Yeni Üyelik
18.
Bölüm

18. BÖLÜM

@2dreamreal

SELAM, UMARIM BEĞENİRSİNİZ Kİ OY VE YORUMLARINIZ ALABİLİRİM SİZLERDEN. DESTEK OLAN HERKESE ÇOK TEŞEKKÜR EDERİM.

IŞIL’DAN;

“Işıl cevap verecek misin artık” dedi Kral.

“Önce ambulansı arayın lütfen “ diye açıklama yaptım.

Kral göz işareti ile ambulansı aramaları ve zehirlenen kişilere ilk müdahale için bulunduğumuz binanın sağlık görevlilerini çağırmalarını istedi.

“Bakın “ dedim ve işaret ettim “bunlar bizden değil Fransız yer altı ajanları “ dediğimde herkes şok olmuştu en çok da içinde bulunduğu masa.

“Saçmalama olmaz böyle bir şey “dedi birisi ama iki ajanda deşifre oldukları için inkar etmiyorlardı.
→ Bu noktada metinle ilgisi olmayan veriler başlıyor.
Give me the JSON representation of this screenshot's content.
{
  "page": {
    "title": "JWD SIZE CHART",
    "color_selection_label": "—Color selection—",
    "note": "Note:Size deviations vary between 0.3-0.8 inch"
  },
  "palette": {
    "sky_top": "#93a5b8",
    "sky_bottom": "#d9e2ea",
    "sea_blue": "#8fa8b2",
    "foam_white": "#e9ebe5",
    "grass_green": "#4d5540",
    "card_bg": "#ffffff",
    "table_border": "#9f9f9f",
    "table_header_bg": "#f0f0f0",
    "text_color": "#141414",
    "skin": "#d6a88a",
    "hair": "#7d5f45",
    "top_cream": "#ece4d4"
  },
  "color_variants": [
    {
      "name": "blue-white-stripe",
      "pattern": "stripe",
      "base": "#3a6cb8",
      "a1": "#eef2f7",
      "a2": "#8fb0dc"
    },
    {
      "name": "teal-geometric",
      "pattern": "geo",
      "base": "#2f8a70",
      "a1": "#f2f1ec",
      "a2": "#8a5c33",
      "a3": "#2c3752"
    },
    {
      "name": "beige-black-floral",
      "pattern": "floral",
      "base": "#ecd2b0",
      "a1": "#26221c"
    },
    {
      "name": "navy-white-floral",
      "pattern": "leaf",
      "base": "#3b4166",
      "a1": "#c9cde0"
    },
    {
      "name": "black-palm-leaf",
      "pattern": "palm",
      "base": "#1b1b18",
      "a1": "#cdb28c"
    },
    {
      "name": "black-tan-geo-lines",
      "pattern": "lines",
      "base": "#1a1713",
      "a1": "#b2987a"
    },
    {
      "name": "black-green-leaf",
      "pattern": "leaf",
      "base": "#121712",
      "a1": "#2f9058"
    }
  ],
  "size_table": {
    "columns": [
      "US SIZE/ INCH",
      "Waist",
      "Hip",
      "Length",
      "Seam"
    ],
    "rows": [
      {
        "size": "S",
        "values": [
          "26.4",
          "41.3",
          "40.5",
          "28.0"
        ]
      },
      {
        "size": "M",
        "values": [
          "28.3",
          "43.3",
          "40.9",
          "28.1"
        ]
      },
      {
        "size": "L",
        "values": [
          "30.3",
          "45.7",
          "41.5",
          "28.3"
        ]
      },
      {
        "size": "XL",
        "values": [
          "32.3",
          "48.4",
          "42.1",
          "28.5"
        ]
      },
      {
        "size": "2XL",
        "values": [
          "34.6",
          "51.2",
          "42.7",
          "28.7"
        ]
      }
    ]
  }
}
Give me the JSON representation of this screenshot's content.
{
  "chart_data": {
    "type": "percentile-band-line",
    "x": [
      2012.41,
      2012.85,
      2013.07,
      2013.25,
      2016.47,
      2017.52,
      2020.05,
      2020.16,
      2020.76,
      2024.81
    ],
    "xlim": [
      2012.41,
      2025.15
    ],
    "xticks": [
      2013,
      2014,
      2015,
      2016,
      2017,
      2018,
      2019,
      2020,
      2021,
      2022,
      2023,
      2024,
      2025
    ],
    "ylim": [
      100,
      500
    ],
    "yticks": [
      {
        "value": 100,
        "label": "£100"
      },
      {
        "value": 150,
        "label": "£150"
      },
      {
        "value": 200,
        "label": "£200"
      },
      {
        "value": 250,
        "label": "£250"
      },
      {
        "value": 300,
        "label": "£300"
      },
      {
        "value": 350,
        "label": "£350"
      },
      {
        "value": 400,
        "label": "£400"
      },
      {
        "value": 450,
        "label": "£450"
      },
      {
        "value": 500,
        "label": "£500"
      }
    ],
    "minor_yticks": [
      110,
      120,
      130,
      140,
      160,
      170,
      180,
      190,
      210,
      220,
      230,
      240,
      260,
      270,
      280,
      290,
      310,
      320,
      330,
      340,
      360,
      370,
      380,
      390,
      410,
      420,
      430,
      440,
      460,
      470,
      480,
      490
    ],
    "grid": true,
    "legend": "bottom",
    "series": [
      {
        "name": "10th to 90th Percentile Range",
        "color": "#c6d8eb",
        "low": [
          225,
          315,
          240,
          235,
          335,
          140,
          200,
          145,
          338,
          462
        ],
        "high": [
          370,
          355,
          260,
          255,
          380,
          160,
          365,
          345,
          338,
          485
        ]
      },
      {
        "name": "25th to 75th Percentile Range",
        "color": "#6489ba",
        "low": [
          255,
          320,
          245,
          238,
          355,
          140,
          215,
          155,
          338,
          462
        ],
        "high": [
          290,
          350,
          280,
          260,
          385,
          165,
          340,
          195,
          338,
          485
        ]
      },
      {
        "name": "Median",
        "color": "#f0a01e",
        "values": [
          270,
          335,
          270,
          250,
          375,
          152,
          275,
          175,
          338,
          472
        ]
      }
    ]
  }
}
“Cevap versenize, bunu nasıl yaparsınız “dedi birisi.

“Bunlar ölüm ajanları, yani emir alırlar ve gerçekleştirip ölürler “ dedim ve ben lafımı tamamlamadan ikisi yere yığılmıştı.

Herkes şok olmuştu sadece biz ve Kral olmamıştık. Gelen sağlık ekiplerine durumu kısaca anlatıp odadan çıkarken “Biraz vaktinizi alabilir miyim “dedi.

“Onların ajan olduğunu nasıl anladığını bilmek istiyorum” dediğinde Azat ve ben başımızı olumsuz anlamda salladık.

“Bunu size söyleyemeyiz lakin iyi bir gözlem ve hacker ile herşeyi anlamak zor olmamıştı” dedim.

Kral’ ı arkamızda bırakarak ilerlemeye devam ettik.

Kulağıma doğru yaklaşıp “Kızım hangi ara Nilay ‘a ulaştın sen “ dedi Azat.

“Hımm sanırım ilk herkesi gözlemledikten sonra odanın kameralarına sızan bir adet Nilay olabilir” dedim ve gülümsedim.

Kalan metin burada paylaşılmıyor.